Pacciardi fu “bruciato” con le accuse di golpismo insieme a Edgardo Sogno (un golpismo bianco, di due antifascisti e anticomunisti filoatlantici). In realtà solo dopo Pacciardi, e dopo il movimento presidenzialista democristiano di Europa ’70, di Bartolo Ciccardini e Mario Segni, il presidenzialismo diventò un cavallo di battaglia del Movimento sociale italiano di Giorgio Almirante. Si riprendeva in forme nuove un progetto nato in piena repubblica sociale, quando Carlo Alberto Biggini delineò un disegno costituzionale presidenzialista, proiettandosi dopo la guerra e presumibilmente dopo il fascismo, verso lo Stato nazionale del Lavoro (fu il parlamentare veneto Franco Franchi a ricostruirne il filo storico). L’idea della repubblica presidenziale restò un cavallo di battaglia missino; e tale restò in eredità ad Alleanza nazionale. Ma quando venne la seconda repubblica né Fini né Berlusconi realizzarono la svolta presidenzialista, sempre annunciata nelle campagne elettorali ma poi puntualmente sparita; eppure allora aveva un seguito e un vasto consenso di popolo.

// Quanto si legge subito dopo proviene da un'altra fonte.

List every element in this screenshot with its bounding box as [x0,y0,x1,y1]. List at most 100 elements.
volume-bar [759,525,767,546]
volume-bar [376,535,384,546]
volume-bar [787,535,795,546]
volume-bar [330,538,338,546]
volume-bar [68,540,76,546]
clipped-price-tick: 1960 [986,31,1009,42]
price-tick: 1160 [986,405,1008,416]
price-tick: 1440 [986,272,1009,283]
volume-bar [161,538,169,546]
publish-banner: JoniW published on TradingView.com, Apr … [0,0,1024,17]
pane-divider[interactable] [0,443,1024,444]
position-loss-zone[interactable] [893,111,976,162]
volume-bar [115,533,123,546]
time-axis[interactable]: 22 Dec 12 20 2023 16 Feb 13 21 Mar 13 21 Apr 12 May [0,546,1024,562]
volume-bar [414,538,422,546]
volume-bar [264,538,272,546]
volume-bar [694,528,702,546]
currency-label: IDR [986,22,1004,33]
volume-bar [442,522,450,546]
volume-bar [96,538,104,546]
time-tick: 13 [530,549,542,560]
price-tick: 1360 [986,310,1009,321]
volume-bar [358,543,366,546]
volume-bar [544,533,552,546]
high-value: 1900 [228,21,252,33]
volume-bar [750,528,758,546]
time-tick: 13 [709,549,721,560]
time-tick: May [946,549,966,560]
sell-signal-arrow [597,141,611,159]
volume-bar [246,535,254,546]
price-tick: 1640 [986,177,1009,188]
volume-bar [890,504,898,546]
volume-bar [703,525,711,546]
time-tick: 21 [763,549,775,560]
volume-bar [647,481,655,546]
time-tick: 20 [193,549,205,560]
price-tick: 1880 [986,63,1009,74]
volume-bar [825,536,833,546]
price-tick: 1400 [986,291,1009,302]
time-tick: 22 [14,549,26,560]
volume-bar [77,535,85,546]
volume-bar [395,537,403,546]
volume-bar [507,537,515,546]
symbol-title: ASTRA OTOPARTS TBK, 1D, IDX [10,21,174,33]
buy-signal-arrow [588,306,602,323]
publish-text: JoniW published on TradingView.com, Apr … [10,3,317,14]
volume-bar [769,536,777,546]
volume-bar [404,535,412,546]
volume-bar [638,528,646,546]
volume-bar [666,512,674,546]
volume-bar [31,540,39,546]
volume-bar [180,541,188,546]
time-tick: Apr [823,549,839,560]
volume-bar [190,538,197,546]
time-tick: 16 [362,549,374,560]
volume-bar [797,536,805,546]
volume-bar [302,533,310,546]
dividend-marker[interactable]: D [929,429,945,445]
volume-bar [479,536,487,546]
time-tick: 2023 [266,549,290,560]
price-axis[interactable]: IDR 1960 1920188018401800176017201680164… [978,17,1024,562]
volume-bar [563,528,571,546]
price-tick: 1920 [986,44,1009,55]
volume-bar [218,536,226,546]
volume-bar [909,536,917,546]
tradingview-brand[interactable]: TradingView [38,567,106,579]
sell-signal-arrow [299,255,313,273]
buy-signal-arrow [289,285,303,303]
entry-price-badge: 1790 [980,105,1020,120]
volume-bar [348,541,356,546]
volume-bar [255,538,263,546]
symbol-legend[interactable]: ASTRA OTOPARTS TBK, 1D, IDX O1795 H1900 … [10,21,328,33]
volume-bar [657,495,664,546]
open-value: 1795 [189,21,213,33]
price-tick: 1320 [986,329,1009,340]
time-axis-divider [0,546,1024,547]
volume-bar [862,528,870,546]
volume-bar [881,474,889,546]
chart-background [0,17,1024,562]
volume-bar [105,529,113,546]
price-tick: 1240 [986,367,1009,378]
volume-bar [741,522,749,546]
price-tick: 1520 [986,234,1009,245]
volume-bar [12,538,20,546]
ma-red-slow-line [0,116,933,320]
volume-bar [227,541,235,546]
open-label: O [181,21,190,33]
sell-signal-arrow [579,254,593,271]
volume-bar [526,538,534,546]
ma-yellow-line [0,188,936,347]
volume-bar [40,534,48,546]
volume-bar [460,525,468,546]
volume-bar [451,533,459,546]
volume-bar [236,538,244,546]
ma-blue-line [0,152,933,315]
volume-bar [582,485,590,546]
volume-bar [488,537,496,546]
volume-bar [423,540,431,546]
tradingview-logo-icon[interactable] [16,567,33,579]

Ora il premierato serve soprattutto a impedire che il governo del paese passi alle mani di tecnici e snaturi il voto tramite inciuci e mediazioni, come è successo troppo spesso. Poi, certo, i problemi strutturali restano tutti: la politica decide poco ed è poco sovrana a livello nazionale, segue le direttive assegnate ai governi da entità sovranazionali: Unione Europea, Alleanza Atlantica, Banche centrali e altri organismi sovranazionali di pressione e orientamento. Ma almeno è un segnale. Che l’elezione diretta del premier abbia poca giurisprudenza a suo favore, e sia stata tentata solo in Israele, lo diceva già Giovanni Sartori trent’anni fa; ma anche il semi-presidenzialismo di De Gaulle non aveva precedenti, e questo è un semi-presidenzialismo a parti invertite, tra capo del governo e capo dello stato. La vera differenza rispetto al passato è che un tempo il premierato serviva per arginare la partitocrazia, allora dominante; oggi nasce dalla disfatta dei partiti e serve a colmare il vuoto politico e a riconoscere la “capocrazia” già in vigore ormai da anni. La riforma non risolverà i problemi italiani ma darà almeno all’Italia un premier di consolazione.